Each person I encounter on the road, on the street, in the aisles of department stores, in line at the cafe or on the machine next to me at the gym, reminds me of my own dummy stuffing, the annoyance I feel toward my own existence, the mysteries of my own movements, their senseless heaviness. Breast strokes in wet cement, hoeing the rancid clay, shouting at dead buds as if frustration were rain to make them flower.
Gym again, work out, work on, work up, working off the calories, the shame, the spectral monkey digging its nails into my back; in shorts and sneakers, changing in the whitewiped locker room while a man with a shaved shining head stands spraddled at the urinal and breaths with drawn out rasps and pisses in staccato rhythm like a lawn sprinkler. On the stair master, an ascension to nowhere, my MC Escher exercise as the speakers boom with jungle drums and men bragging about getting their dicks sucked.

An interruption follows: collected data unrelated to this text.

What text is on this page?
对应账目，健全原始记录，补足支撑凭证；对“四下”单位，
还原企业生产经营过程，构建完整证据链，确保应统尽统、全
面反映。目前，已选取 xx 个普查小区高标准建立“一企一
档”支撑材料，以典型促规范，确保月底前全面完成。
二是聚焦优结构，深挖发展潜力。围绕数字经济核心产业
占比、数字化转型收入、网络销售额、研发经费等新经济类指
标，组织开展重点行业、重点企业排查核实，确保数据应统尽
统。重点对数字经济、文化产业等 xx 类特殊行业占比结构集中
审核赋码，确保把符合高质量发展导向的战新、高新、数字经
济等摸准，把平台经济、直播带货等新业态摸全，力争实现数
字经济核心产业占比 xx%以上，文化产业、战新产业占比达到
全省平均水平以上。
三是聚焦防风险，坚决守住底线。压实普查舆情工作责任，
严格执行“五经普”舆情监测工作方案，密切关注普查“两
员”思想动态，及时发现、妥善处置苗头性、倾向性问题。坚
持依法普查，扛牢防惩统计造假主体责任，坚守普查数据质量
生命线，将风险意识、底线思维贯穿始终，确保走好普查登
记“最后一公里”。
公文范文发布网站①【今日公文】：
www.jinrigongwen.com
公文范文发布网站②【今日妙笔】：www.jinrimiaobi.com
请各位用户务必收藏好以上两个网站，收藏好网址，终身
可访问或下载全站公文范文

Training four or five days a week for a feeling of vigor and an image of masculine strength. A private mood and a shadow on the wall. Worse things you could do with your time. Better things too but who’s paying attention. First impulsive answer; everyone; everyone is paying attention all the time, that’s all I ever hear about. No, hold on, it’s that everyone is distracted all the time; no, it’s that they’re laser focused on how no one else around them has any focus; it’s a lot of watching and recording and spying and obsidian eyes prying open images of your soul and inattentive drivers and bored distracted students and teachers and men falling into open manholes and security guards playing candy crush while robbers walk off with cash registers and powerful men making decisions half asleep with a sandwich in one hand and a text from a hooker in the other.
The more you talk about something the more you kill it, until it’s so dead all that’s left to do is talk about it some more. By the time it’s on screen it’s already terminal. The word murders the thing and then more words murder those words. Circular discourse ends with a Mexican stand-off and the last wounded word killing itself.
Read about how no one reads. Only by archaic metrics, antique standards. Your average orphan chimney sweeper isn’t reading Balzac on the bus, but every half-wit has written and read more texts and posts and comments than all the letters in The Library of Babel. Every septic-pump truck driver’s brain is an infinite forum of marble columns. Janitors mop vomit during the day and write cultural criticism at night. Physicists dick around with dark matter and watch cartoons on evenings and weekends.
Elite officials with ivy league degrees have the dumbest interests, see themselves as beneath their children; the childless motel clerk writes like Cato the Elder; traditionalists indulge their Oswald Spengler footnote fetish.
No one buys books, they say. That’s because we breathe them. Paper cuts in our lungs from the atmosphere. What’s making people fat is the narrative cheese, the verbal cream, the constant snacking on fried and salted essays.
Art is dead, literature is dead, the author is dead, the internet is dead. And they’re all still here, coked up and dancing in a disco that lets everyone in and never shuts down. Being dead never stopped anything from living.
"Every half-wit has written and read more texts and posts and comments than all the letters in The Library of Babel." Since it's an infinite library with an unending number of letters, it could be said that's not strictly true, but I do get what you mean.
Still, what are you gonna do? Stay schtum like a prophet with no more prophecies in a dusty ole desert? Gotta post, man, gotta post...
Terrific stuff. I dare say I like the cut of your jib. Or is it jibe?